Jack Ma sangat tertarik dalam mengembangkan cashless society dan ia percaya bahwa blockchain dapat membuat hal ini sangat mungkin. Dia memiliki tim yang kuat yang akan terlihat mengambil ide-ide dan menerapkannya di seluruh vertikal yang berbeda.

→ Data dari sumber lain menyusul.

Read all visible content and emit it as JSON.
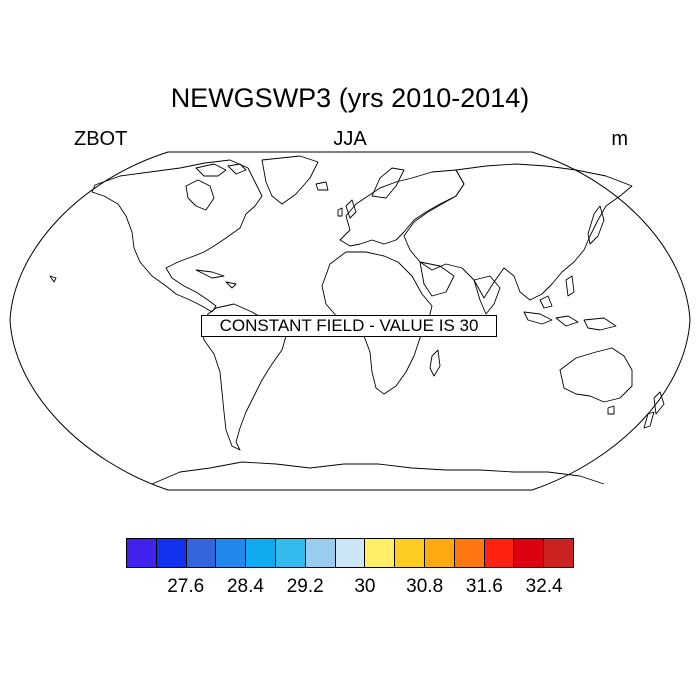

Dalam sebuah pernyataan, kata Ma

Tambang dan Alibaba pekerjaan kita akan memindahkan dunia ke cashless society. Masyarakat dapat membuat semua orang sama, termasuk untuk mendapatkan uang yang mereka butuhkan, pastikan itu adalah berkelanjutan dan transparan. Aku benci korupsi. Aku tidak punya kesempatan lebih ok. Tapi aku tidak ingin seseorang melalui cara kotor mengambil kesempatan saya. Ini adalah mengapa kita ingin cashless society

Sebagian besar dari Cina sudah berjalan pada pembayaran cashless seperti Cina telah menjadi sangat nyaman dalam menggunakan smartphone mereka yang berkemampuan NFC untuk melakukan pembayaran melalui Point of Sale (POS) terminal yang hadir di berbagai outlet dan pusat perbelanjaan. Alipay aplikasi ini juga banyak digunakan di seluruh Daratan dan jumlah perusahaan yang menggunakan aplikasi untuk melakukan langsung pembayaran gaji untuk karyawan mereka secara bulanan.

Alibaba Group

Ma dan timnya akan melanjutkan penelitian teknologi blockchain dan akan terlihat untuk meningkatkan produk yang sudah ada dan keluar dengan yang baru untuk membuat impian cashless society lengkap kenyataan.